"I am unemployed. I had thought that the factory would come up. But it hasn't and I don't have money to do a diploma. It would cost at least Rs 1.3 lakh to enroll in a private institution. We can't afford it. So I have nothing to do at all. If the factory had come up, I might have got a job," he says wistfully.
Manoj is emblematic of a dream gone wrong. When Tata Motors announced the small car project in May 2006, it promised to employ 2,000 people directly, initially; the project was expected to create employment in excess of 10,000 jobs among vendors and service providers in the vicinity of the plant.
But an indefinite agitation by 'unwilling' land losers, backed by Mamata Banerjee, then in the Opposition, ultimately led to the pullout of the project in 2008.

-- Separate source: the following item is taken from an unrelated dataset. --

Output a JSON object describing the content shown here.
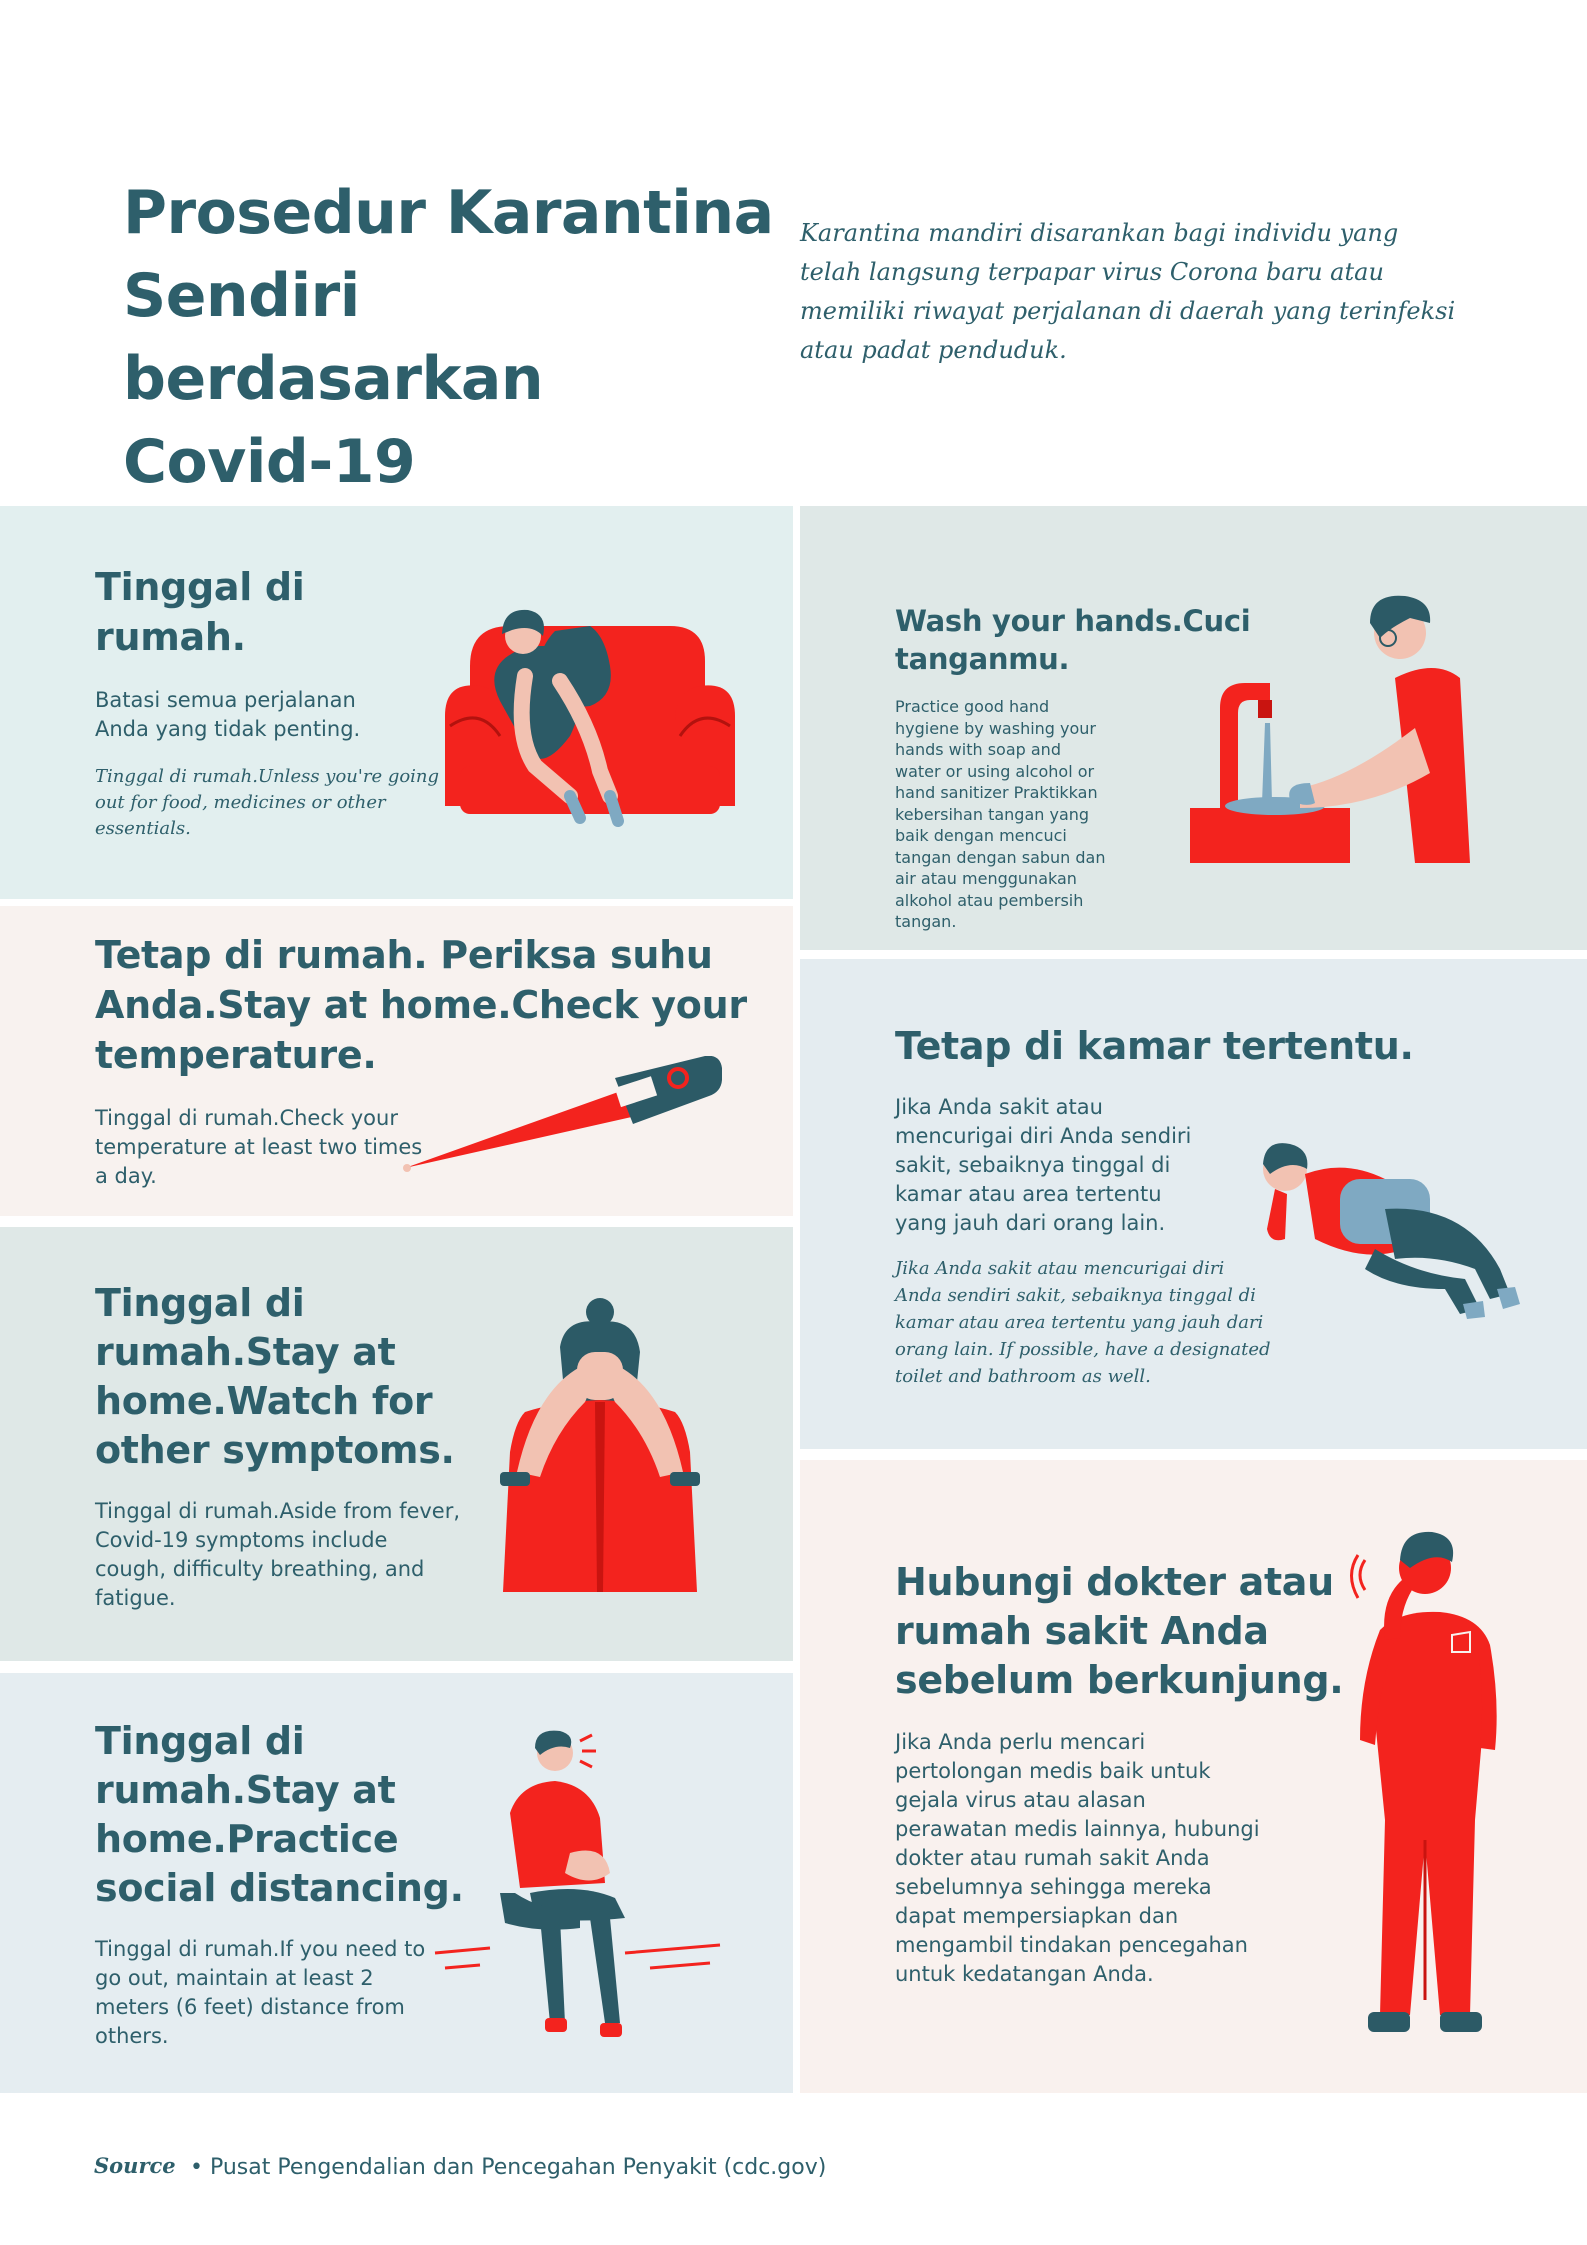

Manoj was in school then but always dreamt of working in an automobile factory. In the last seven years, that dream has got hazy, but he lives in hope. With elections in Singur tomorrow, no prizes for guessing who he is going to vote for.

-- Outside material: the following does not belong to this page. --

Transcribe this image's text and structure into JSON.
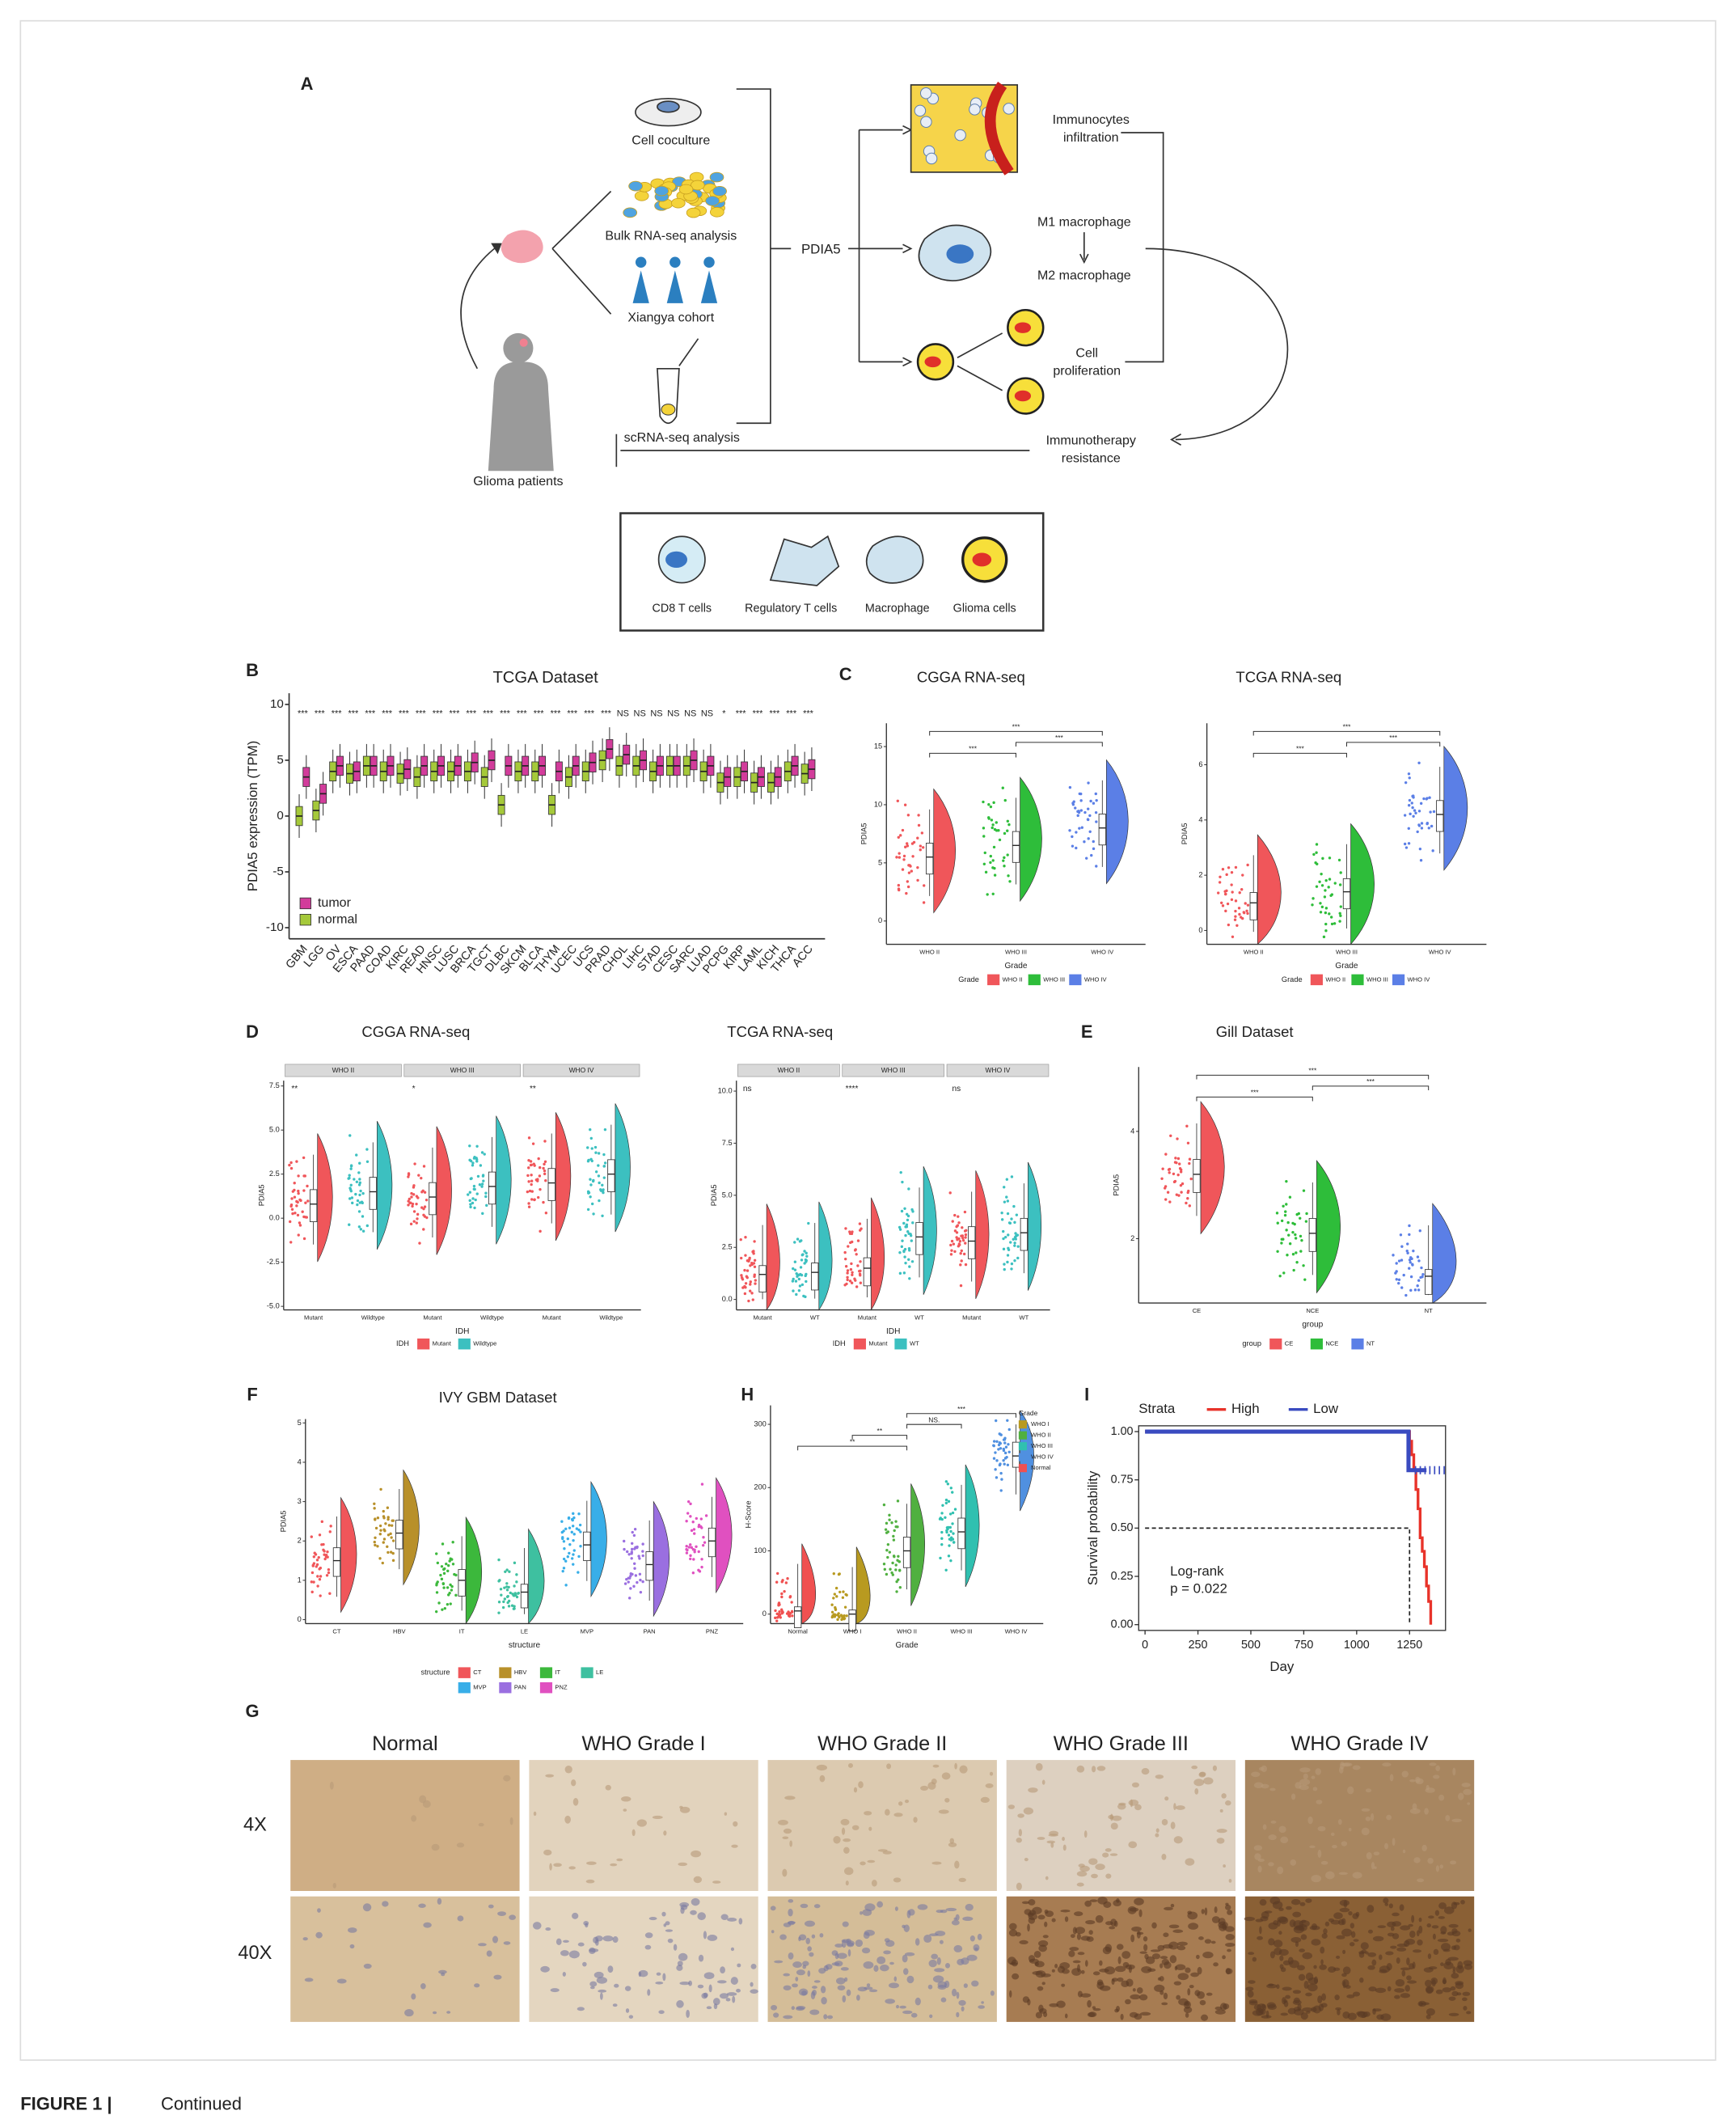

"Rabin Deb (of the Communist Party of India Marxist) has taken it up as a challenge to bring the Nano factory back. I have had conversations with him and I believe in him," he says.
Manoj is the son of a sharecropper. In the battle of the 'willing' versus 'unwilling' Manoj's family sided with the former. Yet many from his lot had voted against the Left Front in the 2011 elections that routed it and ushered in a new regime under Mamata Banerjee.
"It is obvious that many of the 'willing' had not voted for the Left Front last time," says Udayan Das, convenor of Left-leaning Singur Shilpa Bachao Committee. The 'willing' in Singur account for 80 per cent of the total 13,000 land losers.
A feeling of let-down had crept in among them. The 'willing' had given up their land hoping for development. The hopes crashed when the project was relocated to Sanand in Gujarat.
"In the last one and a half months Rabin Deb has worked relentlessly in Singur. His organisational skills are superb. He has been able to mobilise the party workers. There were areas which were out of bounds for the Left at one point but not anymore," explains Das.
The Left Front, which had stayed away from Singur since the fiasco, has finally taken the bull by the horns. Deb made a grand entry into the electoral battleground of Singur in a Nano which was symbolic in a way.
But Singur is not just about the 'willing' and 'unwilling'. There are 2,20,000 voters in Singur of which land losers are 13,000 while another 5,000 people are in the periphery of the factory site.
Plus, even though she has failed to return the land -- with the case languishing in courts for the last five years -- to the 'unwilling', Banerjee has kept them seemingly content with 16 kg of rice at Rs 2 per family member and cash of Rs 2,000 a month.
So how will Singur vote this election? There is no easy answer right now. But as CPI(M) general secretary recently said at a rally in Singur, the entire nation is looking towards it to see what message it sends out.